“You are the most stable person I know.” Well, that’s terrifying. I don’t generally think of myself as being a particularly stable person. I guess I’ve held down a job for a while, that’s probably something, but a lot of people do that. I would say that having my own home makes me pretty stable, but I wouldn’t be able to do it on my own. I get tons of help from my parents. Emotionally, I’m able to keep going these days, but I’m still a scared little boy that wants to talk to the quirky girl with the cute smile, but still can’t bring himself to do it. So If I’m the most stable person, the world is screwed. I do have a trick for making it look like I’m stable:
I plan for the government to collapse
I really do. I spend a substantial amount of time thinking about the skills and abilities a community would need to protect itself from the roaming bands of raiders and mooches. I’m not sure how that actually parlays into being a responsible adult. I think it comes from looking at what a community needs, and then applying that to my life. Really, its just a round about way of determining how I want the world, and my place in it, to actually be.
I know what I want to be.
- I want to be responsible for more than just myself. I want to make a difference in the lives of others, and be one of the voices that decides what is best for a community.
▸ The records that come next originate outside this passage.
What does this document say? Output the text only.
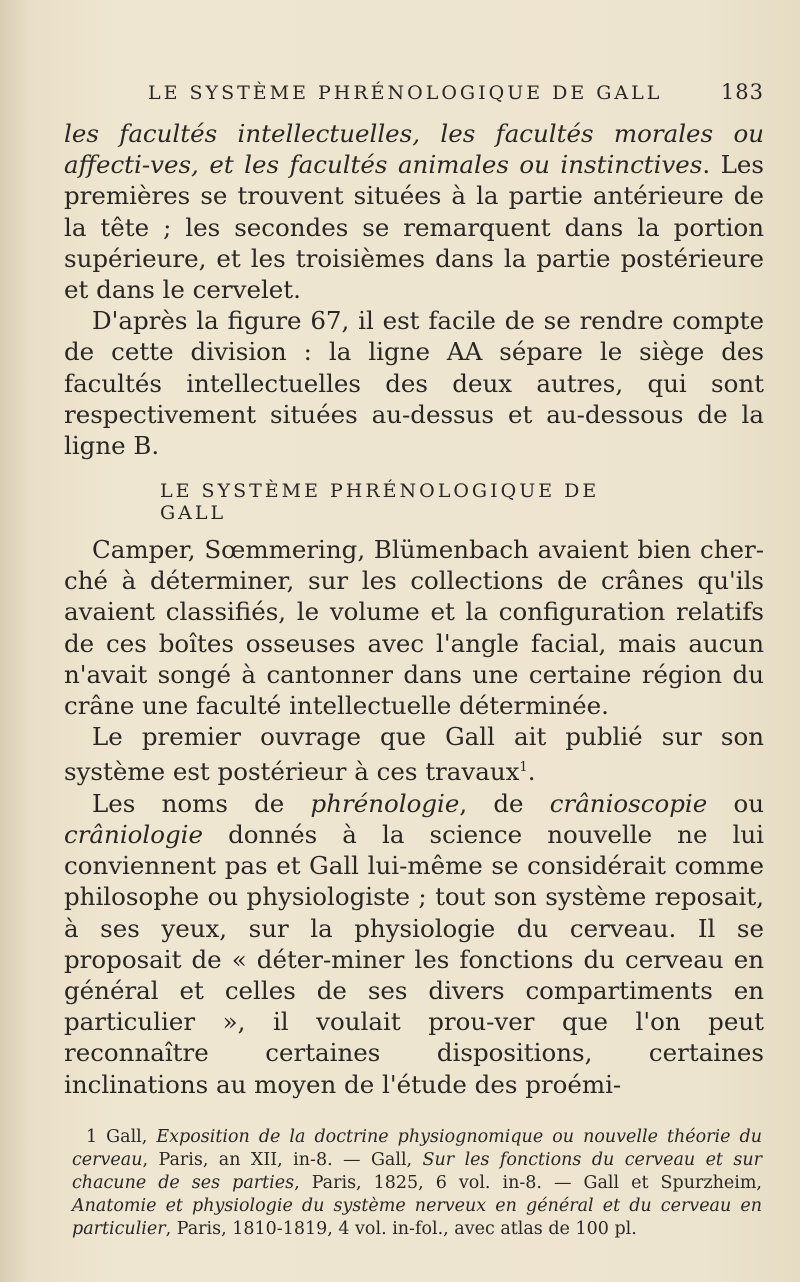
LE SYSTÈME PHRÉNOLOGIQUE DE GALL	183

les facultés intellectuelles, les facultés morales ou affecti-ves, et les facultés animales ou instinctives. Les premières se trouvent situées à la partie antérieure de la tête ; les secondes se remarquent dans la portion supérieure, et les troisièmes dans la partie postérieure et dans le cervelet.

D'après la figure 67, il est facile de se rendre compte de cette division : la ligne AA sépare le siège des facultés intellectuelles des deux autres, qui sont respectivement situées au-dessus et au-dessous de la ligne B.

LE SYSTÈME PHRÉNOLOGIQUE DE GALL

Camper, Sœmmering, Blümenbach avaient bien cher-ché à déterminer, sur les collections de crânes qu'ils avaient classifiés, le volume et la configuration relatifs de ces boîtes osseuses avec l'angle facial, mais aucun n'avait songé à cantonner dans une certaine région du crâne une faculté intellectuelle déterminée.

Le premier ouvrage que Gall ait publié sur son système est postérieur à ces travaux$^1$.

Les noms de phrénologie, de crânioscopie ou crâniologie donnés à la science nouvelle ne lui conviennent pas et Gall lui-même se considérait comme philosophe ou physiologiste ; tout son système reposait, à ses yeux, sur la physiologie du cerveau. Il se proposait de « déter-miner les fonctions du cerveau en général et celles de ses divers compartiments en particulier », il voulait prou-ver que l'on peut reconnaître certaines dispositions, certaines inclinations au moyen de l'étude des proémi-

1 Gall, Exposition de la doctrine physiognomique ou nouvelle théorie du cerveau, Paris, an XII, in-8. — Gall, Sur les fonctions du cerveau et sur chacune de ses parties, Paris, 1825, 6 vol. in-8. — Gall et Spurzheim, Anatomie et physiologie du système nerveux en général et du cerveau en particulier, Paris, 1810-1819, 4 vol. in-fol., avec atlas de 100 pl.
- I want to stand as an example of a person that can be looked to as honorable. Integrity seems to be dieing in the modern world, and I want to be part of bringing it back. Chivalry doesn’t have to be dead.
- I want to know just about everything. I constantly am searching cyberspace in an effort to increase my already annoyingly sizable and encyclopedic knowledge of trivial crap.
- I want to be suave. I like the word suave, and I would like to be a pretty smooth talker. I’d like to just talk my way out of any situation.
- I want to master the sword, so that when I do need to fight off raving bands of sociopaths, I will be able to do so. Also, swordsmanship is amazingly badass.
I guess I at least have that much going for me. Maybe that’s a step in the right direction. Now if I could just bring myself to talk to the quirky girl with the cute smile, I might be on my way to being a real boy.